Gubernur H Nurdin Basirun meminta kepada orang tua agar dapat membimbing anak-anak mereka menjadi pribadi yang baik. Apalagi dengan berlandaskan keislaman yang kuat serta berpegang teguh pada pedoman hidup yakni Alquran agar mendapat masa depan terbaik untuk pribadi, agama, bangsa dan negara.
“Kami titip anak-anak kami, beri laluan, antar mereka ke gerbang keberhasilan itu,” pesan Nurdin dalam acara peringatan Tahun Baru Islam 1 Muharram 1440 H di Masjid Baiturrahim, Desa Berakit, Kabupaten Bintan, Rabu (12/9) malam.
Memperingati tahun baru islam sendiri menurut Nurdin merupakan waktu yang tepat bagi umat untuk menegaskan, bahwa inilah waktu yang tepat untuk dirayakan, bukan malah latah memeriahkan hari lain yang malah tidak memiliki manfaat yang tidak berarti.
“Karna Inilah pakaian kita, tahun baru kita yang harus dirayakan dengan senantiasa intropeksi menjadi pribadi yang lebih baik lagi,” tegas Nurdin.
Untuk itu Nurdin menambahkan bahwa pada perayaan tahun baru islam inilah dijadikan ajang untuk mengintropeksi diri tentang apa-apa saja yang telah dilakukan selama hidup.
“Yang baik kita tingkatkan yang buruk kita tinggalkan,” tutup Nurdin.
Sementara itu, Kepala Desa Berakit Adnan merasa senang sekaligus terkejut ketika mendengar bahwa Gubernur bersedia hadir dalam acara peringatan tahun baru islam di Berakit.
“Alhamdulillah ditengah kesibukan bapak bisa berkenan hadir bersama kami masyarakat Desa Berakit,” ujar Adnan.
Adnan melanjutkan bahwa dalam menyambut tahun baru islam, Desa Berakit tidak hanya memperingati nya dalam satu malam saja.
“Kita akan merayakan beberapa hari dari masjid ke masjid,” lanjut Adnan.

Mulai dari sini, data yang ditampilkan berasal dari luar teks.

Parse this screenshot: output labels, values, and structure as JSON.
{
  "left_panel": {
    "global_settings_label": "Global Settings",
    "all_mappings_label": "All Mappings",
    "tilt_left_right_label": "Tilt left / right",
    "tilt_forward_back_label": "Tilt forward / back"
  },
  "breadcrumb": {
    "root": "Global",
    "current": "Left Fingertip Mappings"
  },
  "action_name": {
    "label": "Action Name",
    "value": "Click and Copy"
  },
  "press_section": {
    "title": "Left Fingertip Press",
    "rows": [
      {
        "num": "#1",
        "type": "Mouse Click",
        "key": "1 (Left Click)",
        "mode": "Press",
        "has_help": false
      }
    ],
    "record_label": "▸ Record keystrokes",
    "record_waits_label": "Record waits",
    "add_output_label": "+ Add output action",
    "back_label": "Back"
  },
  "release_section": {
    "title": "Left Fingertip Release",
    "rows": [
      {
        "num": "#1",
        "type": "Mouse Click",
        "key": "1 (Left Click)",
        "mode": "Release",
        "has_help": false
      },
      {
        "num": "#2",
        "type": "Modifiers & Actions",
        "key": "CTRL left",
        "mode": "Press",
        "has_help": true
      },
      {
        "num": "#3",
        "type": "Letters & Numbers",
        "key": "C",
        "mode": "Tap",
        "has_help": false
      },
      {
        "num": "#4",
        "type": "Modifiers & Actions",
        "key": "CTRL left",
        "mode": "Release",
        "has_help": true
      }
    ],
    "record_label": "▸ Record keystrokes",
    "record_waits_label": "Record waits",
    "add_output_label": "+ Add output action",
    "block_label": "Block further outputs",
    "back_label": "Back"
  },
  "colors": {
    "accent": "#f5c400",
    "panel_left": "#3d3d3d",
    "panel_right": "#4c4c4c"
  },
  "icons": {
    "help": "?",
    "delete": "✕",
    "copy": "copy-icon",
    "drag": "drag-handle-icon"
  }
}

Dikesempatan ini Kades juga berkeluh kesah, salah satunya tentang kondisi jalan Desa menuju menara lampu Suar. Dimana menara tersebut menandakan semenanjung berakit tanda nya alur lintas pelayaran internasional dan perbatasan dengan East Out Port Limit (East OPL).

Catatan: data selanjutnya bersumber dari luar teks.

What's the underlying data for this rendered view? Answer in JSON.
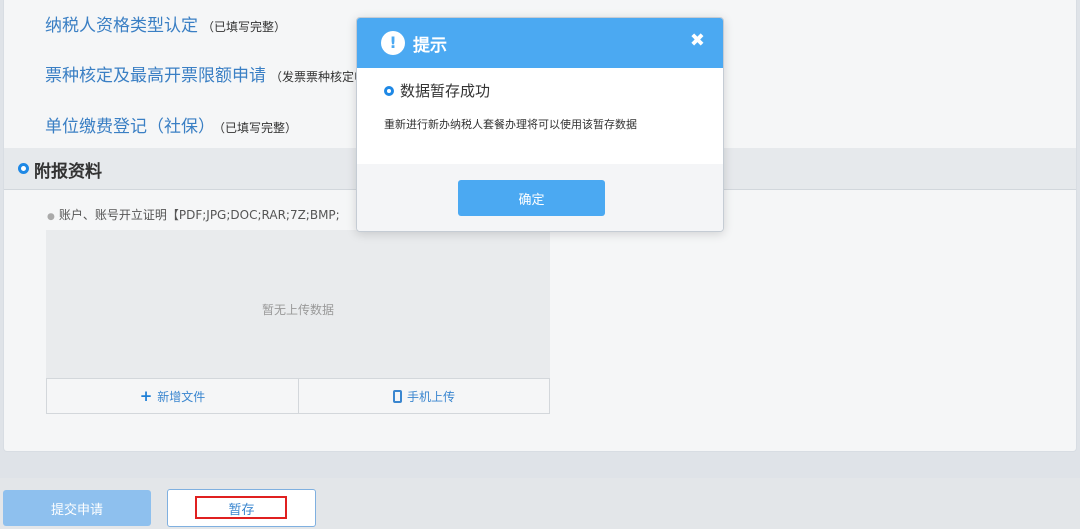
{
  "form_links": [
    {
      "label": "纳税人资格类型认定",
      "status": "（已填写完整）"
    },
    {
      "label": "票种核定及最高开票限额申请",
      "status": "（发票票种核定申"
    },
    {
      "label": "单位缴费登记（社保）",
      "status": "（已填写完整）"
    }
  ],
  "attachments": {
    "section_title": "附报资料",
    "doc_label": "账户、账号开立证明【PDF;JPG;DOC;RAR;7Z;BMP;",
    "empty_text": "暂无上传数据",
    "add_file_label": "新增文件",
    "mobile_upload_label": "手机上传"
  },
  "bottom": {
    "submit_label": "提交申请",
    "save_label": "暂存"
  },
  "modal": {
    "title": "提示",
    "alert_glyph": "!",
    "close_glyph": "✖",
    "message_title": "数据暂存成功",
    "message_desc": "重新进行新办纳税人套餐办理将可以使用该暂存数据",
    "ok_label": "确定"
  },
  "colors": {
    "accent": "#4ba9f2",
    "link": "#3a7fc4",
    "highlight": "#e02020"
  },
  "icons": {
    "plus": "+",
    "alert": "alert-icon",
    "close": "close-icon",
    "phone": "phone-icon"
  }
}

“Karna Pak Gubernur sudah datang, Boleh lah kami meminta kepada Bapak untuk buatkan jalan aspal internasional ini,” pinta Adnan.
Pada kesempatan tersebut juga diisi dengan ceramah yang disampaikan oleh Ustadz Raja Sofyan yang bercerita tentang intisari dari tahun baru.

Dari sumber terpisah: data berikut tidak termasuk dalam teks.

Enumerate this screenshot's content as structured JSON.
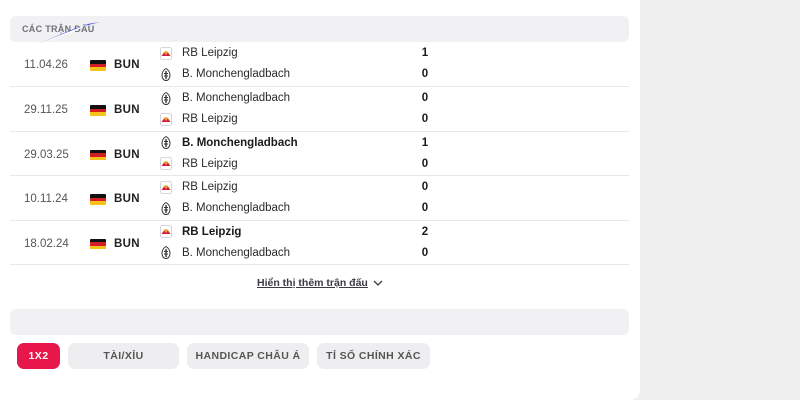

Yang mana dalam tausiyahnya beliau mengatakan bahwa perbedaan terletak pada pergantian tahun masehi yang selalu meriah dan antusias bertumpah ruah untuk merasakannya. Padahal yang harus umat islam meriahkan adalah pergantian tahun 1 muharram dengan mengisi berzikir, sholawat dan mengaji berjemaah.
“Hai nak jangan main di pantai, jangan berlari-lari di luar, ini kan 1 muharram, jangan yang salah itu menjadi kebiasaan,” ujar Ust Sofyan.
Ustadz Sofyan melanjutkan, bahwa dalam menjalankan kehidupan selalu lah ingat akan akhirat, jadikan kesempurnaan hidup dengan bekal akhirat sebanyak-banyak nya.
“Umat islam bila lelah, terluka ataupun sakit selalu lah menyebut Alhamdulillah. InshaAllah kita akan dijauhkan dari api neraka,” tambah Ustadz lagi.
Hadir pada kesempatan tersebut Anggota DPRD Provinsi Kepri Syarifah Elvizana, Pj Wali Kota Tanjungpinang Raja Ariza, Staf Ahli Gubernur Syamsuardi, Kepala Dinas Kelautan Eddy Sofyan, Kepala Biro Humprohub Nilwan, Tokoh Masyarakat Endi Maulidi beserta masyarakat Desa Berakit.